Why it matters: Doctors and scientists have long recognized certain diseases affect men and women differently but that is rarely reflected in the dosage and design of drugs.
Driving the news: A newly approved drug for Alzheimer's disease may be less effective for women — who are more likely to develop the disease over their lifetime — than men, my Axios colleagues reported this week.
What's happening: Study after study has described the differences in the impact of disease between males and females.
- In the U.S., 80% of people who have an autoimmune disease are female. Rheumatoid arthritis, Hashimoto's disease, and multiple sclerosis all affect women more than men.
- Men are more likely to develop severe COVID but emerging evidence suggests long COVID is more common among women.
- Nearly two-thirds of people age 65 and older in the U.S. with Alzheimer's disease are women.
Details: Researchers are beginning to understand the molecular underpinnings of these differences.-The X chromosome encodes several genes known to be involved in stimulating the immune system.
- One study found a gene on the X chromosome is expressed more in the immune cells of females than in males. When researchers deleted the gene in mice that had been bred to have an autoimmune disease similar to MS, they had fewer symptoms. The activity of genes related to healthy immune activity also increased and the activity of those involved in inflammation in the brain decreased.
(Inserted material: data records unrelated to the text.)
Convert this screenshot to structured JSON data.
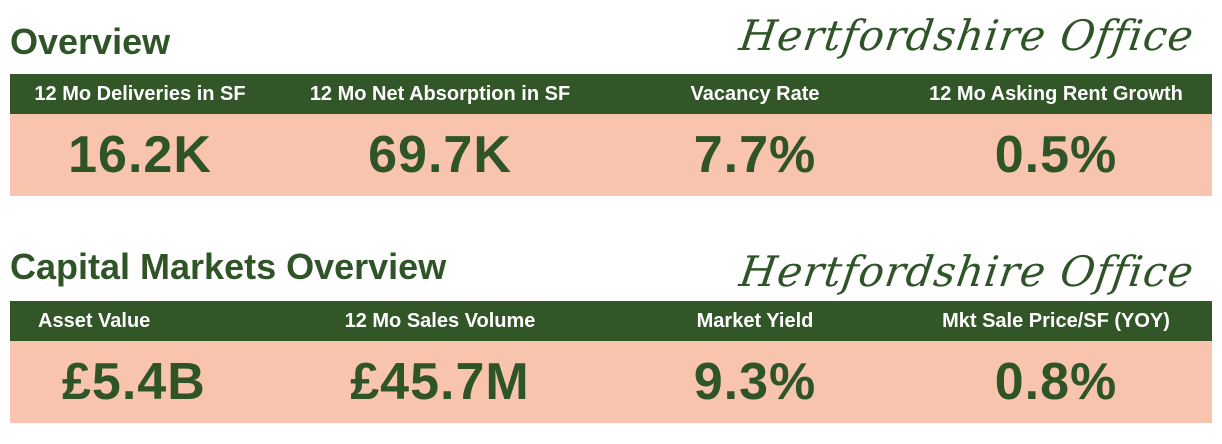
{
  "overview": {
    "title": "Overview",
    "brand": "Hertfordshire Office",
    "metrics": [
      {
        "label": "12 Mo Deliveries in SF",
        "value": "16.2K"
      },
      {
        "label": "12 Mo Net Absorption in SF",
        "value": "69.7K"
      },
      {
        "label": "Vacancy Rate",
        "value": "7.7%"
      },
      {
        "label": "12 Mo Asking Rent Growth",
        "value": "0.5%"
      }
    ]
  },
  "capital_markets": {
    "title": "Capital Markets Overview",
    "brand": "Hertfordshire Office",
    "metrics": [
      {
        "label": "Asset Value",
        "value": "£5.4B"
      },
      {
        "label": "12 Mo Sales Volume",
        "value": "£45.7M"
      },
      {
        "label": "Market Yield",
        "value": "9.3%"
      },
      {
        "label": "Mkt Sale Price/SF (YOY)",
        "value": "0.8%"
      }
    ]
  },
  "colors": {
    "dark_green": "#335629",
    "text_green": "#2f5428",
    "salmon": "#f8c4ae",
    "white": "#ffffff"
  }
}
The effects from the expression of genes on the X and Y chromosomes are overlaid with the effects of hormones in males and females, which can change over time, says UCLA professor of neurology Rhonda Voskuhl, a co-author of the study.
- Researchers have also found estrogen is neuroprotective and anti-inflammatory.
- That aligns with the symptoms of MS worsening for women during menopause when estrogen levels drop, healthy women experiencing cognitive difficulties during menopause and women's risk for developing Alzheimer's disease increasing after menopause."